On Wednesday, Germany’s highest federal administrative court in the eastern city of Leipzig rejected a petition by Deutsche Telekom that would have hindered the resale of the company’s services and products to its competitors on the German market.

"The competition called for in the (federal) Telecommunications Law is not just limited to the (telecoms) providers who are providing these services with their own network structures; it also includes the so-called resellers," the court said in a press release."This requirement is valid regardless of whether a reseller accesses an alternative (network) or is able to build the services on its own," the court stated.

The appeal ruling stemmed from an earlier decision against Telekom in a complaint filed by Stuttgart-based Debitel, a competitor. Debitel had sought to resell bundled local calling services and data services like ISDN and DSL. Unable to reach an agreement with Deutsche Telekom for access to its network, Debitel took its case to federal telecommunications regulators. They ruled against Telekom, ordering the company to "remedy the abuse it has caused in its market-controlling position." Telekom sued to have the ruling overturned, but a Cologne administrative court ruled against the company.

Wednesday’s ruling requires Telekom to act as a network wholesaler to competitors, who can obtain its services at a discounted price and then resell them to customers. The ruling could also force competition within the telecommunications market in smaller or remote parts of the country, where progress in market liberalization has been slow.

Telekom loses a long battle

Executives at Deutsche Telekom said they regretted the court’s ruling and would review their legal options. "With this decision, innovation will be weakened," a company spokesman told German public television ARD. "Nor will it encourage greater competition on the market through a diversity of infrastructures." The company has been battling against the deregulation plans of the federal government’s telecommunications and post regulatory office for years. The authority has said Telekom must offer access to its networks to competitors and that they must be able to bill customers on their own.

In its case, Telekom expressed fears that the company would suffer from loss of business if the regulation were kept and that broader access to its expensive and vast network threatened to decrease the motivation of competitors to invest in their own network capacities – a move the company said could ultimately reduce overall network capacity.

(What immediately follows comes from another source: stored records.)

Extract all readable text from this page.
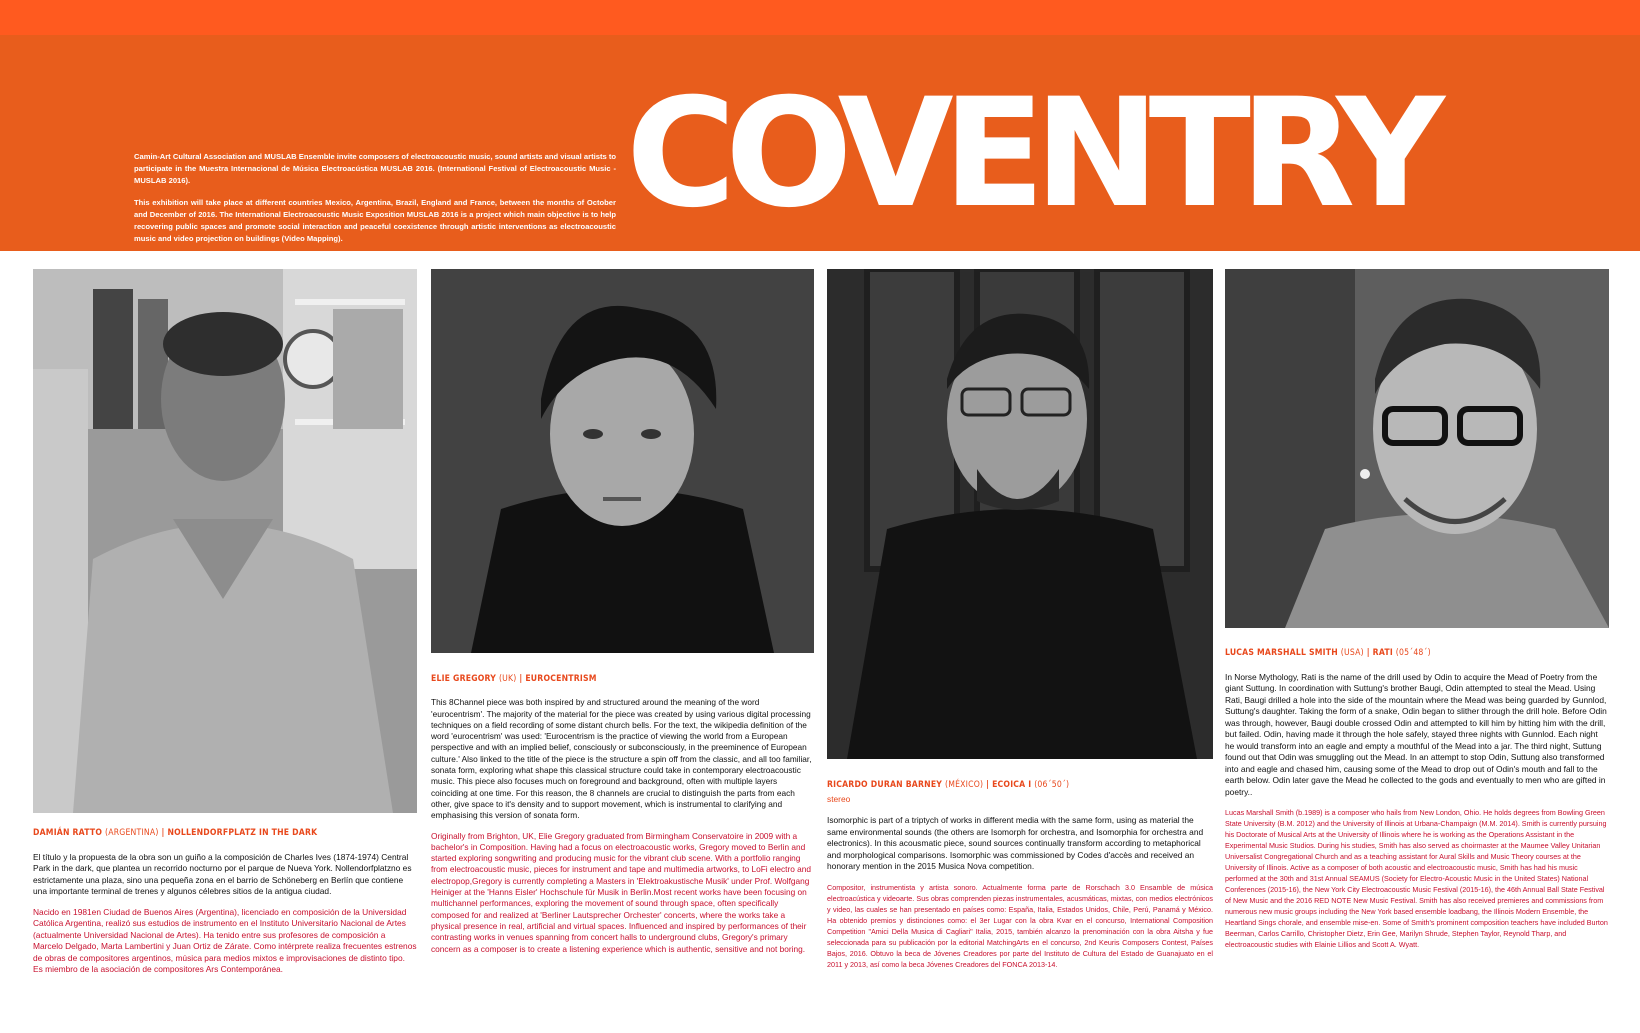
COVENTRY

Camin-Art Cultural Association and MUSLAB Ensemble invite composers of electroacoustic music, sound artists and visual artists to participate in the Muestra Internacional de Música Electroacústica MUSLAB 2016. (International Festival of Electroacoustic Music - MUSLAB 2016).

This exhibition will take place at different countries Mexico, Argentina, Brazil, England and France, between the months of October and December of 2016. The International Electroacoustic Music Exposition MUSLAB 2016 is a project which main objective is to help recovering public spaces and promote social interaction and peaceful coexistence through artistic interventions as electroacoustic music and video projection on buildings (Video Mapping).

DAMIÁN RATTO (ARGENTINA) | NOLLENDORFPLATZ IN THE DARK

El título y la propuesta de la obra son un guiño a la composición de Charles Ives (1874-1974) Central Park in the dark, que plantea un recorrido nocturno por el parque de Nueva York. Nollendorfplatzno es estrictamente una plaza, sino una pequeña zona en el barrio de Schöneberg en Berlín que contiene una importante terminal de trenes y algunos célebres sitios de la antigua ciudad.

Nacido en 1981en Ciudad de Buenos Aires (Argentina), licenciado en composición de la Universidad Católica Argentina, realizó sus estudios de instrumento en el Instituto Universitario Nacional de Artes (actualmente Universidad Nacional de Artes). Ha tenido entre sus profesores de composición a Marcelo Delgado, Marta Lambertini y Juan Ortiz de Zárate. Como intérprete realiza frecuentes estrenos de obras de compositores argentinos, música para medios mixtos e improvisaciones de distinto tipo. Es miembro de la asociación de compositores Ars Contemporánea.

ELIE GREGORY (UK) | EUROCENTRISM

This 8Channel piece was both inspired by and structured around the meaning of the word 'eurocentrism'. The majority of the material for the piece was created by using various digital processing techniques on a field recording of some distant church bells. For the text, the wikipedia definition of the word 'eurocentrism' was used: 'Eurocentrism is the practice of viewing the world from a European perspective and with an implied belief, consciously or subconsciously, in the preeminence of European culture.' Also linked to the title of the piece is the structure a spin off from the classic, and all too familiar, sonata form, exploring what shape this classical structure could take in contemporary electroacoustic music. This piece also focuses much on foreground and background, often with multiple layers coinciding at one time. For this reason, the 8 channels are crucial to distinguish the parts from each other, give space to it's density and to support movement, which is instrumental to clarifying and emphasising this version of sonata form.

Originally from Brighton, UK, Elie Gregory graduated from Birmingham Conservatoire in 2009 with a bachelor's in Composition. Having had a focus on electroacoustic works, Gregory moved to Berlin and started exploring songwriting and producing music for the vibrant club scene. With a portfolio ranging from electroacoustic music, pieces for instrument and tape and multimedia artworks, to LoFi electro and electropop,Gregory is currently completing a Masters in 'Elektroakustische Musik' under Prof. Wolfgang Heiniger at the 'Hanns Eisler' Hochschule für Musik in Berlin.Most recent works have been focusing on multichannel performances, exploring the movement of sound through space, often specifically composed for and realized at 'Berliner Lautsprecher Orchester' concerts, where the works take a physical presence in real, artificial and virtual spaces. Influenced and inspired by performances of their contrasting works in venues spanning from concert halls to underground clubs, Gregory's primary concern as a composer is to create a listening experience which is authentic, sensitive and not boring.

RICARDO DURAN BARNEY (MÉXICO) | ECOICA I (06´50´)
stereo

Isomorphic is part of a triptych of works in different media with the same form, using as material the same environmental sounds (the others are Isomorph for orchestra, and Isomorphia for orchestra and electronics). In this acousmatic piece, sound sources continually transform according to metaphorical and morphological comparisons. Isomorphic was commissioned by Codes d'accès and received an honorary mention in the 2015 Musica Nova competition.

Compositor, instrumentista y artista sonoro. Actualmente forma parte de Rorschach 3.0 Ensamble de música electroacústica y videoarte. Sus obras comprenden piezas instrumentales, acusmáticas, mixtas, con medios electrónicos y video, las cuales se han presentado en países como: España, Italia, Estados Unidos, Chile, Perú, Panamá y México. Ha obtenido premios y distinciones como: el 3er Lugar con la obra Kvar en el concurso, International Composition Competition "Amici Della Musica di Cagliari" Italia, 2015, también alcanzo la prenominación con la obra Aitsha y fue seleccionada para su publicación por la editorial MatchingArts en el concurso, 2nd Keuris Composers Contest, Países Bajos, 2016. Obtuvo la beca de Jóvenes Creadores por parte del Instituto de Cultura del Estado de Guanajuato en el 2011 y 2013, así como la beca Jóvenes Creadores del FONCA 2013-14.

LUCAS MARSHALL SMITH (USA) | RATI (05´48´)

In Norse Mythology, Rati is the name of the drill used by Odin to acquire the Mead of Poetry from the giant Suttung. In coordination with Suttung's brother Baugi, Odin attempted to steal the Mead. Using Rati, Baugi drilled a hole into the side of the mountain where the Mead was being guarded by Gunnlod, Suttung's daughter. Taking the form of a snake, Odin began to slither through the drill hole. Before Odin was through, however, Baugi double crossed Odin and attempted to kill him by hitting him with the drill, but failed. Odin, having made it through the hole safely, stayed three nights with Gunnlod. Each night he would transform into an eagle and empty a mouthful of the Mead into a jar. The third night, Suttung found out that Odin was smuggling out the Mead. In an attempt to stop Odin, Suttung also transformed into and eagle and chased him, causing some of the Mead to drop out of Odin's mouth and fall to the earth below. Odin later gave the Mead he collected to the gods and eventually to men who are gifted in poetry..

Lucas Marshall Smith (b.1989) is a composer who hails from New London, Ohio. He holds degrees from Bowling Green State University (B.M. 2012) and the University of Illinois at Urbana-Champaign (M.M. 2014). Smith is currently pursuing his Doctorate of Musical Arts at the University of Illinois where he is working as the Operations Assistant in the Experimental Music Studios. During his studies, Smith has also served as choirmaster at the Maumee Valley Unitarian Universalist Congregational Church and as a teaching assistant for Aural Skills and Music Theory courses at the University of Illinois. Active as a composer of both acoustic and electroacoustic music, Smith has had his music performed at the 30th and 31st Annual SEAMUS (Society for Electro-Acoustic Music in the United States) National Conferences (2015-16), the New York City Electroacoustic Music Festival (2015-16), the 46th Annual Ball State Festival of New Music and the 2016 RED NOTE New Music Festival. Smith has also received premieres and commissions from numerous new music groups including the New York based ensemble loadbang, the Illinois Modern Ensemble, the Heartland Sings chorale, and ensemble mise-en. Some of Smith's prominent composition teachers have included Burton Beerman, Carlos Carrillo, Christopher Dietz, Erin Gee, Marilyn Shrude, Stephen Taylor, Reynold Tharp, and electroacoustic studies with Elainie Lillios and Scott A. Wyatt.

Though deregulation of the telecommunications market officially occurred in 1998, two-thirds of all Germans can still only obtain telecommunications services through Deutsche Telekom. To keep investment costs down, most competitors have focused on the country’s major metropolises, like Cologne. The newer services also rely heavily on hi-tech ISDN or DSL connections, which althougth they are modern put the companiess at a disadvantage in the lower end of the market, as Telekom remains the sole provider of inexpensive analog connections.